Hold on to your hats.
Two weeks ago, the California Supreme Court unanimously struck down a provision of Proposition 83—commonly known as Jessica’s Law—that had barred all registered sex offenders from living within 2000 feet of any school or park. The Court held the provision was unconstitutional to the extent that it applied automatically across the board to every registered parolee in San Diego County. The Court affirmed, however, the state’s right to impose residency restrictions—whether more or less stringent than Proposition 83—on individual parolees based on the particular circumstances of a case.
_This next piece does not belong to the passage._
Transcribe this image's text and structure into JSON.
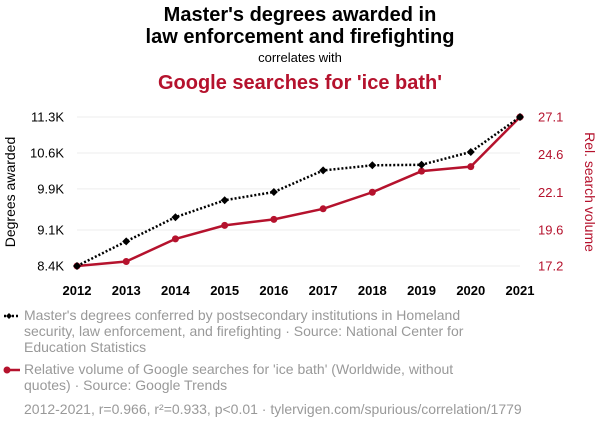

It’s not hard to understand why this makes sense when, depending on the map and makeup of a county, these people have nowhere to live. They may no longer be able to live with their families, in sober-living homes, or even in homeless shelters depending on the location. In San Diego, where the lawsuit was brought, Proposition 83 had effectively barred registered parolees from access to over 97 percent of the county’s available housing, and realistically, the remaining three percent was not entirely available either due to high rents, low vacancies, and the unwillingness of some landlords to rent to the parolees. Ultimately, the residency restrictions made everyone less safe by sabotaging parole: destroying people’s ability to live and work and making it more difficult to supervise them.
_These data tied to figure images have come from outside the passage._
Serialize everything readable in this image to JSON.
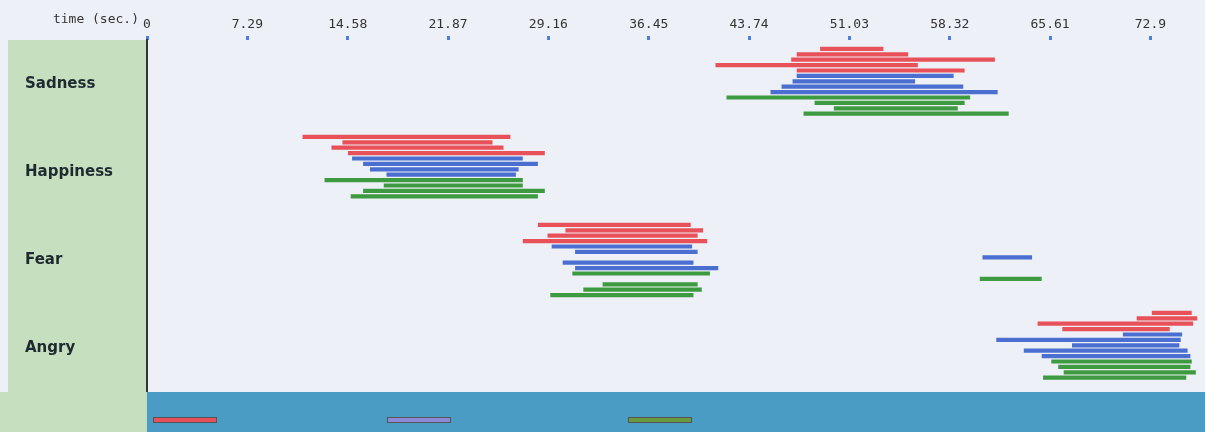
{
  "chart_data": {
    "type": "bar",
    "orientation": "horizontal",
    "xlabel": "time (sec.)",
    "categories": [
      "Sadness",
      "Happiness",
      "Fear",
      "Angry"
    ],
    "xlim": [
      0,
      76.5
    ],
    "xticks": [
      0,
      7.29,
      14.58,
      21.87,
      29.16,
      36.45,
      43.74,
      51.03,
      58.32,
      65.61,
      72.9
    ],
    "grid": false,
    "legend": false,
    "series": [
      {
        "colors": [
          "#e8505a",
          "#e8505a",
          "#e8505a",
          "#e8505a"
        ],
        "base": [
          48.9,
          11.3,
          28.4,
          73.0
        ],
        "values": [
          4.6,
          15.1,
          11.1,
          2.9
        ]
      },
      {
        "colors": [
          "#e8505a",
          "#e8505a",
          "#e8505a",
          "#e8505a"
        ],
        "base": [
          47.2,
          14.2,
          30.4,
          71.9
        ],
        "values": [
          8.1,
          10.9,
          10.0,
          4.4
        ]
      },
      {
        "colors": [
          "#e8505a",
          "#e8505a",
          "#e8505a",
          "#e8505a"
        ],
        "base": [
          46.8,
          13.4,
          29.1,
          64.7
        ],
        "values": [
          14.8,
          12.5,
          10.9,
          11.3
        ]
      },
      {
        "colors": [
          "#e8505a",
          "#e8505a",
          "#e8505a",
          "#e8505a"
        ],
        "base": [
          41.3,
          14.6,
          27.3,
          66.5
        ],
        "values": [
          14.7,
          14.3,
          13.4,
          7.8
        ]
      },
      {
        "colors": [
          "#e8505a",
          "#4a6fd0",
          "#4a6fd0",
          "#4a6fd0"
        ],
        "base": [
          47.2,
          14.9,
          29.4,
          70.9
        ],
        "values": [
          12.2,
          12.4,
          10.2,
          4.3
        ]
      },
      {
        "colors": [
          "#4a6fd0",
          "#4a6fd0",
          "#4a6fd0",
          "#4a6fd0"
        ],
        "base": [
          47.2,
          15.7,
          31.1,
          61.7
        ],
        "values": [
          11.4,
          12.7,
          8.9,
          13.4
        ]
      },
      {
        "colors": [
          "#4a6fd0",
          "#4a6fd0",
          "#4a6fd0",
          "#4a6fd0"
        ],
        "base": [
          46.9,
          16.2,
          60.7,
          67.2
        ],
        "values": [
          8.9,
          10.8,
          3.6,
          7.8
        ]
      },
      {
        "colors": [
          "#4a6fd0",
          "#4a6fd0",
          "#4a6fd0",
          "#4a6fd0"
        ],
        "base": [
          46.1,
          17.4,
          30.2,
          63.7
        ],
        "values": [
          13.2,
          9.4,
          9.5,
          11.9
        ]
      },
      {
        "colors": [
          "#4a6fd0",
          "#3e9a40",
          "#4a6fd0",
          "#4a6fd0"
        ],
        "base": [
          45.3,
          12.9,
          31.1,
          65.0
        ],
        "values": [
          16.5,
          14.4,
          10.4,
          10.8
        ]
      },
      {
        "colors": [
          "#3e9a40",
          "#3e9a40",
          "#3e9a40",
          "#3e9a40"
        ],
        "base": [
          42.1,
          17.2,
          30.9,
          65.7
        ],
        "values": [
          17.7,
          10.1,
          10.0,
          10.2
        ]
      },
      {
        "colors": [
          "#3e9a40",
          "#3e9a40",
          "#3e9a40",
          "#3e9a40"
        ],
        "base": [
          48.5,
          15.7,
          60.5,
          66.2
        ],
        "values": [
          10.9,
          13.2,
          4.5,
          9.6
        ]
      },
      {
        "colors": [
          "#3e9a40",
          "#3e9a40",
          "#3e9a40",
          "#3e9a40"
        ],
        "base": [
          49.9,
          14.8,
          33.1,
          66.6
        ],
        "values": [
          9.0,
          13.6,
          6.9,
          9.6
        ]
      },
      {
        "colors": [
          "#3e9a40",
          null,
          "#3e9a40",
          "#3e9a40"
        ],
        "base": [
          47.7,
          null,
          31.7,
          65.1
        ],
        "values": [
          14.9,
          null,
          8.6,
          10.4
        ]
      },
      {
        "colors": [
          null,
          null,
          "#3e9a40",
          null
        ],
        "base": [
          null,
          null,
          29.3,
          null
        ],
        "values": [
          null,
          null,
          10.4,
          null
        ]
      }
    ]
  }
}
This was true of the four plaintiffs who brought the lawsuit, each of whom was rendered homeless by Proposition 83. Two of them had been sleeping in alleys behind the parole office at the suggestion of their parole agents (who were likely at a loss themselves about what to do). One of them had followed his parole agent’s suggestion to live in the riverbed of the San Diego River. The first was a man who was registered because of a 1991 conviction for sexual assault against an adult woman, and who had no other convictions for sex crimes and no convictions at all for crimes against children. The second was a man who was registered because of a 1989 conviction for misdemeanor sexual battery against an adult woman; he too had no other convictions for sex crimes and no convictions at all for crimes against children. The third was a woman who was registered for a 1988 conviction for committing a lewd and lascivious act on her daughter, who was under the age of 14 at the time, but had no other convictions for sex crimes or crimes against children. The fourth was a man who was registered because of a 1981 case when he was 15 years old, and a juvenile court found that he’d committed a lewd and lascivious act on his 10-year-old sister. He too had no other convictions for sex crimes or crimes against children.
After an eight-day evidentiary hearing on these issues, the trial court concluded that the residency restrictions were unconstitutional as a mandatory condition on all parolees, but they could be imposed as discretionary conditions on a case-by-case basis.
On review, the Court of Appeal and, now, the Supreme Court have agreed.